Friday, January 25, 2013

Progress in Tea, and Tai Chi

I have been traveling these last few months which is why I took a short break from my blog.

After the New Year, I was in Shanghai visiting my friends, family and my Tai Chi grandmaster. One of my elementary school classmates has been very successful in business. He retired in his early 30’s and opened a small private tea shop just for treating his friends and business partners. He told me to make time for a half day because he wanted to invite me for tea with few other friends.

“Half a day? Do we really need half a day?” I asked.
“You will see,” he smiled. “I have invited a very famous tea master from Beijing to show you a tea ceremony.”

The tea shop is located in a small alley in the Xuhui District, a very quiet place tucked away inside the big city of Shanghai. After opening the door, I saw a nice garden with many green plants and little stepping stones shaped to look like lotus leaves. After entering the tea room, I saw a special display shelf with a collection of different kinds of tea pots. My friends and I then sat down next to a very traditional red wood table made just for making tea.
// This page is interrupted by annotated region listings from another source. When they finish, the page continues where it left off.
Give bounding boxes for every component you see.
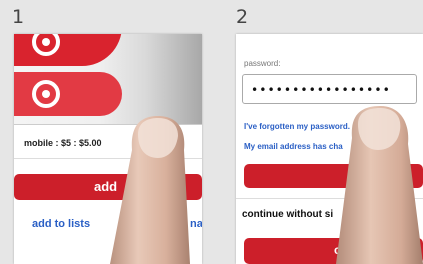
step-number-1: 1 (12, 6, 25, 28)
finger-icon (336, 106, 423, 264)
price-label: mobile : $5 : $5.00 (24, 138, 102, 148)
finger-icon (110, 116, 190, 264)
target-logo-icon (32, 80, 60, 108)
target-logo-icon (32, 34, 60, 56)
password-label: password: (244, 59, 281, 68)
add-to-lists-link[interactable]: add to lists (32, 218, 90, 230)
hero-red-banner-top (14, 34, 122, 66)
step-number-2: 2 (236, 6, 249, 28)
The tea master was there. He looks very young, but he is famous in China and has extensive knowledge of different kinds of tea. We started with white tea, then green tea, then Oolong tea, then tea made with smoked wood, then black tea. We even tried some very special handmade tea of which only eight bags exist in all of China, and whose maker recently passed away.
Warming the cups, distributing the tea, waiting for the water to boil at the right temperature, introducing the tea, smelling the tea when it’s dry, making the tea, sipping it, tasting it, smelling the tea in the cup, discussing the tea, noticing the difference between two teas, and pairing light cookies with the different teas; these are all things that must be done slowly. No wonder it took half a day to taste them!

I felt very relaxed during this whole afternoon, even without doing Tai Chi! Even though we felt we had a relaxed and lazy day, we learned a lot of tea history, and found quietness in such a busy city.

Confucius tells us “the more you hurry, the less progress you are going to make.” When we are not in a hurry, we make a lot of progress. In tea, and in Tai Chi.